India had requested for latest Avenger drones used for combat to counter China and Predator XP category surveillance version for internal security issues and terrorist threats, PTI reported quoting industry sources Tuesday.
However, while talks in this regard have accelerated in the past few months, the United States has not made any formal commitment or given a public indication pending India’s application to joining Missile Technology Control Regime (MTCR).
Italy, which is upset with New Delhi’s treatment of its marines, appears to have currently blocked India becoming a member of MTCR.
However, both Indian and US officials are confident that they would be able to get through the last hurdle in the next few months, thus making them possible to take the defence trade which would include armed drones to the next level.
“Yes, General Atomics Aeronautical Systems Inc is aware of India’s interest in Predator-series Remotely Piloted Aircraft (RPA),” Vivek Lall, chief executive of the US and International Strategic Development of General Atomics told PTI.
General Atomics Aeronautical Systems produces Predator series of remotely piloted aircraft.
“Due to US export laws, the US government has to approve the export of a Predator-series RPA to the Indian government.
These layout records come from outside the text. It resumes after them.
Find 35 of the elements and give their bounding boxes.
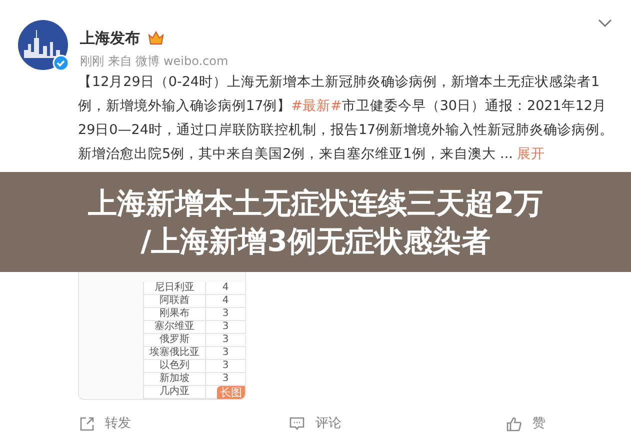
table-cell-text: 4 <box>221 295 230 307</box>
thumbs-up-icon <box>506 416 522 432</box>
table-cell: 埃塞俄比亚 <box>144 347 206 359</box>
long-image-badge: 长图 <box>217 386 245 399</box>
table-cell-text: 3 <box>221 360 230 372</box>
table-cell-text: 3 <box>221 373 230 385</box>
repost-button[interactable]: 转发 <box>0 414 210 434</box>
table-cell-text: 3 <box>221 321 230 333</box>
avatar-icon[interactable] <box>18 20 70 72</box>
table-cell: 几内亚 <box>144 386 206 398</box>
comment-icon <box>289 416 306 432</box>
headline-text: 上海新增本土无症状连续三天超2万 <box>88 185 544 222</box>
hashtag-link[interactable]: #最新# <box>291 98 342 114</box>
table-cell: 塞尔维亚 <box>144 321 206 333</box>
author-name[interactable]: 上海发布 <box>80 28 140 48</box>
comment-button[interactable]: 评论 <box>210 414 421 434</box>
share-icon <box>79 416 96 432</box>
expand-link[interactable]: 展开 <box>512 146 546 162</box>
post-meta: 刚刚 来自 微博 weibo.com <box>80 53 230 69</box>
crown-icon <box>148 31 164 45</box>
post-text: 【12月29日（0-24时）上海无新增本土新冠肺炎确诊病例，新增本土无症状感染者1例，新增境外输入确诊病例17例】#最新#市卫健委今早（30日）通报：2021年12月29日0—24时，通过口岸联防联控机制，报告17例新增境外输入性新冠肺炎确诊病例。新增治愈出院5例，其中来自美国2例，来自塞尔维亚1例，来自澳大 ... 展开 <box>78 73 615 164</box>
table-cell: 刚果布 <box>144 308 206 320</box>
table-cell: 俄罗斯 <box>144 334 206 346</box>
table-cell-text: 4 <box>221 282 230 294</box>
table-cell: 以色列 <box>144 360 206 372</box>
table-cell: 尼日利亚 <box>144 282 206 294</box>
table-cell: 阿联酋 <box>144 295 206 307</box>
attached-image[interactable]: 尼日利亚 4 阿联酋 4 刚果布 3 塞尔维亚 3 俄罗斯 3 埃塞俄比亚 3 以色列 3 新加坡 3 几内亚 长图 <box>78 272 246 400</box>
table-cell-text: 3 <box>221 347 230 359</box>
headline-text: /上海新增3例无症状感染者 <box>140 223 490 260</box>
table-cell-text: 3 <box>221 308 230 320</box>
table-cell: 新加坡 <box>144 373 206 385</box>
chevron-down-icon[interactable] <box>598 19 612 28</box>
like-button[interactable]: 赞 <box>420 414 631 434</box>
table-cell-text: 3 <box>221 334 230 346</box>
GA-ASI remains very encouraged by the recent India-US bilateral engagements at the highest levels and we are hopeful that we can play an important supporting role in these discussions,” he said.
“Predator-series RPA could provide a world-class Intelligence, Surveillance and Reconnaissance (ISR) capability for India which would include both high-definition radar and Electro-optical/Infrared (EO/IR) coverage along India’s borders,” Lall said in response to a question.
Additionally, the RPA can perform humanitarian aid/disaster relief surveillance over both land and sea, said Lall, who had previously played a key role in US sale of high tech military assets to India during his stint at Boeing.